The other room branching off the balcony/walkway is proudly labeled “The European American Gallery” and also part of The Fleming’s permanent collection. Like the rest of the museum, this gallery is quite impressive. One of the first items seen when entering this room is a Dutch oil painting from 1684 called Couple with a Globe. The painting captures the essence of that time: it depicts a rosy cheeked couple coddling a globe, dressed in 17th century garb. Another remarkable oil painting from the American section of the gallery is from one of world’s most iconic painters: Norman Rockwell’s The Babysitter from 1947. The Babysitter is an amusing image of a frustrated red-headed girl attempting to sooth a screaming infant.
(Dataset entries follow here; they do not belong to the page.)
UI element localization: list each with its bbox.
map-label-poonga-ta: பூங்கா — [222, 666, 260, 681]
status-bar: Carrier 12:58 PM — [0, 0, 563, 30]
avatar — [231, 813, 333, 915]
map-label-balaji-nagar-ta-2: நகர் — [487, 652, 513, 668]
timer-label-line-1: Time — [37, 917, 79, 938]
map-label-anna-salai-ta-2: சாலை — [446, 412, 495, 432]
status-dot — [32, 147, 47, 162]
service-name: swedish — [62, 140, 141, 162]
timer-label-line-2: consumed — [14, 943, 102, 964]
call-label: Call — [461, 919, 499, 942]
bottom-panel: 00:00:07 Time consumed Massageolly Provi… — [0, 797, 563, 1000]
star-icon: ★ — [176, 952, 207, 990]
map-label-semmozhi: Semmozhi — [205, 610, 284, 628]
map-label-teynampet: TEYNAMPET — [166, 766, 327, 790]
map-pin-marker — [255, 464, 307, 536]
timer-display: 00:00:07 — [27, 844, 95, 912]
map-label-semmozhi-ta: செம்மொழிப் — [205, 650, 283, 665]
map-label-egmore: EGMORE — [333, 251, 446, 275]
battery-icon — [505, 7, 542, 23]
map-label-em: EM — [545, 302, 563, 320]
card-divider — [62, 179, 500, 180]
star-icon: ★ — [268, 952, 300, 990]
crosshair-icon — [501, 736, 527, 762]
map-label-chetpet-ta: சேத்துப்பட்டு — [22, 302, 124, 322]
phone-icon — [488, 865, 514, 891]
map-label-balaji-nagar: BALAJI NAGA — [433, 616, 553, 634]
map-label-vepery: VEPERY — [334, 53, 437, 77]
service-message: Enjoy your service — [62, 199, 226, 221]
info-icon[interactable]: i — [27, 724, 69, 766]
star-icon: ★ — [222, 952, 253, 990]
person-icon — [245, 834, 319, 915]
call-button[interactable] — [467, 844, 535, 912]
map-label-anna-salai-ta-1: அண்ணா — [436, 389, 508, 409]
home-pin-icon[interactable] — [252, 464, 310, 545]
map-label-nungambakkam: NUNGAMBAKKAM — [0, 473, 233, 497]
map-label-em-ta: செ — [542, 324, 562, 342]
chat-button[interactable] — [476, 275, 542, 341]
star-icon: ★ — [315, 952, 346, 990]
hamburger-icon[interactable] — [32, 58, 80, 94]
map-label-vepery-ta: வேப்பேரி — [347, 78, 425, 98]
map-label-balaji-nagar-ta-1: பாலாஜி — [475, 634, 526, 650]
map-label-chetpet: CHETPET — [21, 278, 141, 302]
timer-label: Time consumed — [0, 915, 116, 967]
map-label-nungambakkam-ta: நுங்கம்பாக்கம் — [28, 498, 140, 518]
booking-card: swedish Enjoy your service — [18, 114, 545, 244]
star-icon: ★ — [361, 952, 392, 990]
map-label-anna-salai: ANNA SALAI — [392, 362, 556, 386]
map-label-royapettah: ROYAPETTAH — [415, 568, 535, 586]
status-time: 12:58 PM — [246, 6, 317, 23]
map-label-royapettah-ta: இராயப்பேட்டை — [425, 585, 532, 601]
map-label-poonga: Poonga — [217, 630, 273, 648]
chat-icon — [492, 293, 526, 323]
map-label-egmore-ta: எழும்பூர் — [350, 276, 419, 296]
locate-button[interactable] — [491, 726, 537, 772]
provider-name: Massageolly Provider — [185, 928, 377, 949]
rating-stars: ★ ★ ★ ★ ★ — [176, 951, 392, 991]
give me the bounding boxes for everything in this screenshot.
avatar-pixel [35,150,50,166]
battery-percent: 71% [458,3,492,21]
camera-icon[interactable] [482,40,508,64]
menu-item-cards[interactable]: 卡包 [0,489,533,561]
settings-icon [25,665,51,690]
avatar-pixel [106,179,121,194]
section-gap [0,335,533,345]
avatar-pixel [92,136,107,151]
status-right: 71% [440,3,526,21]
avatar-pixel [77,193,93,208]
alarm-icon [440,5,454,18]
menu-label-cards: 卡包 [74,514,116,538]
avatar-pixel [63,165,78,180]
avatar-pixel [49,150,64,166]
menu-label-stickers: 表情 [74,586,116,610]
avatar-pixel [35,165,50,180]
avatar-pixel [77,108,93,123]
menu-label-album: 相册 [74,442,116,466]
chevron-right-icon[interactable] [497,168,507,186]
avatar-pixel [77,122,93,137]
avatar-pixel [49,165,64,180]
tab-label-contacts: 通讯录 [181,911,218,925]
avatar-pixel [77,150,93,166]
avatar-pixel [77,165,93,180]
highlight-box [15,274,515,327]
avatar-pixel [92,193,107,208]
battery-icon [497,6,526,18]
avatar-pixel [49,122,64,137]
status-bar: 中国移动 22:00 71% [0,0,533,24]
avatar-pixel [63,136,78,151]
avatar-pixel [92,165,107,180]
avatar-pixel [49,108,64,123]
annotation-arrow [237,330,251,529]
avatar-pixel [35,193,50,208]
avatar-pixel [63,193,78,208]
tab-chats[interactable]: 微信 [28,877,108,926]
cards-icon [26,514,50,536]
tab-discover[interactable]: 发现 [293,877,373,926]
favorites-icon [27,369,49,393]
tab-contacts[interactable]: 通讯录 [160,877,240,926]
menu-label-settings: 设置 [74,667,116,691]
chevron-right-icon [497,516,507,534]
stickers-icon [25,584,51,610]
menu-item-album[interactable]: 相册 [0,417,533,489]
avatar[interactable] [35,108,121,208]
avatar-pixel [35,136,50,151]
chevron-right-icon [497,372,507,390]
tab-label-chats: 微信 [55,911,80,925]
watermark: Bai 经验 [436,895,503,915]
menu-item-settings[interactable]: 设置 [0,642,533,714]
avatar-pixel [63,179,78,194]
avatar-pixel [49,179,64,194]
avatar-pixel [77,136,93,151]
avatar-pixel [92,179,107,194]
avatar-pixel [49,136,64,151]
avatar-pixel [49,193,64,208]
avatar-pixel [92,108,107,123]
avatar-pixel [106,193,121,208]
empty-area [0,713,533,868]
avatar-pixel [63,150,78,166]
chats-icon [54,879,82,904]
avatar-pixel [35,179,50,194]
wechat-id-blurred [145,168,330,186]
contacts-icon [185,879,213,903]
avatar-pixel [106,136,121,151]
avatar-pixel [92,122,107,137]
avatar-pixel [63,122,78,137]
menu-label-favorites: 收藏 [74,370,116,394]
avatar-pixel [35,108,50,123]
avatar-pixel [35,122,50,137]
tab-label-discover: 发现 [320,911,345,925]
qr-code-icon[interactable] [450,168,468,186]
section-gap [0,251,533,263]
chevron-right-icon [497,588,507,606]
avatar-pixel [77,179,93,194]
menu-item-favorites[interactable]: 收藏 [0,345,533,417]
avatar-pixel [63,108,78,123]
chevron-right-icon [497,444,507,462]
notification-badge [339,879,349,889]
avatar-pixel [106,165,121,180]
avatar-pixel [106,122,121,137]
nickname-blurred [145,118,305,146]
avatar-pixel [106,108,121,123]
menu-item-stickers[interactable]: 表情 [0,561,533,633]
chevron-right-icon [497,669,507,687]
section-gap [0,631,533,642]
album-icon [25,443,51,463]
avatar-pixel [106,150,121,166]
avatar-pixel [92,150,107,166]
The Fleming Museum brings art and culture to Burlington and therefore it is a great asset. Whether looking at Metal sculpture, mummified bodies, 13th century Islamic pottery, 17th Century European oil paintings, or modern art it’s impossible to leave the museum without a better sense of the world and one’s self.
The Robert Hull Fleming Museum of Art
Address: 61 Colchester Avenue | Burlington, Vermont 05405 USA
Museum Director: Janie Cohen
Phone: (802) 656-0750
Museum Mission Statement (from website):
The Robert Hull Fleming Museum serves as a gateway for active cultural exchange and critical thinking in our communities and an essential learning resource for the University of Vermont. Through the experience of our diverse collection, dynamic exhibition schedule, and innovative educational programming, people of all ages are inspired to discover the arts and cultures of the world.